È arrivata nel nostro paese nel 2008 ma ancora non esiste per l’Inps, dai cui registri risulta che solo 4 immigrate su dieci sono colf o badanti mentre la Caritas e le associazioni di volontariato parlano di una cifra pari almeno al doppio. Eppure l’interesse sarebbe reciproco, considerando che i sette miliardi di contributi versati ogni anno dagli stranieri hanno garantito il risanamento dell’Istituto Nazionale della Previdenza Sociale.
«Urge una moratoria della sanatoria truffa del 2009 riservata a colf e badanti di cui il governo continua a non fornire i dati» afferma la vicepresidente del Senato Emma Bonino. Domani, promette, darà in battaglia in Parlamento dove i radicali hanno presentato un’interrogazione: «Chiediamo la revisione dell’esame delle domande e la sospensione degli effetti delle eventuali risposte negative». Allora le richieste furono 300 mila e al vaglio ne passarono 1’80 per cento. Da quando la questione è finita sotto i riflettori per la protesta degli immigrati sulla gru di Brescia e di quelli accampati sotto la ciminiera dell’Ex Carlo Erba di Milano il dibattito si è fatto serrato, per quanto sia possibile discutere di strategie nella costante emergenza tattica del governo italiano.
Il lavoro sommerso è una palude che rischia d’estendersi con la crescita esponenziale della popolazione straniera passata dal mezzo milione del 1990 ai 5 milioni attuali. La società cambia a 360 gradi.

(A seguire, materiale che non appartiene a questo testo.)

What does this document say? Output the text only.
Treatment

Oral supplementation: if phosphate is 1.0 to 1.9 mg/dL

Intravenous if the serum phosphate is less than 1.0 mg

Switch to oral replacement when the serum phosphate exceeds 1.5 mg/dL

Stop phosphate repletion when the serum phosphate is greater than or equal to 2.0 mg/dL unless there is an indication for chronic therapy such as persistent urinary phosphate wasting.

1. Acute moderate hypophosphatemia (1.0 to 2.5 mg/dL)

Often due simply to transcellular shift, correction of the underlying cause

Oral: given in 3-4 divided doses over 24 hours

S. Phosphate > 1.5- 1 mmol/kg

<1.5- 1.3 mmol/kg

Una rivoluzione che coinvolge perfino la chiesa, ammette il direttore generale della Fondazione Migrantes Giancarlo Perego: «Oggi abbiamo in Italia 700 mila cattolici in più provenienti da 100 paesi diversi». Le badanti e le colf, poco meno d’un terzo del totale degli immigrati, sono la cartina di tornasole dell’impatto ambientale perché intervengono sulla sfera occupazionale ma anche su quella familiare, provvedendo al welfare fai-da-te da un lato e dall’altro trainando l’impennata dei matrimoni misti, ormai dieci ogni cento celebrati.
Siamo tornati indietro dai giorni di Marioara Halip al Quirinale? Il rovescio di quella medaglia sono le settecentomila senza nome impiegate clandestinamente. Il rapporto che è stato raccolto e diffuso dall’European Migration Network mette in guardia dal rischio che quanto dovrebbe essere eccezione si trasformi in regola, come dimostrano le recenti inchieste della Digos di Varese e Ravenna sul business delle false regolarizzazioni di collaboratori domestici che venivano indotti a pagare per ottenere un sedicente permesso di soggiorno.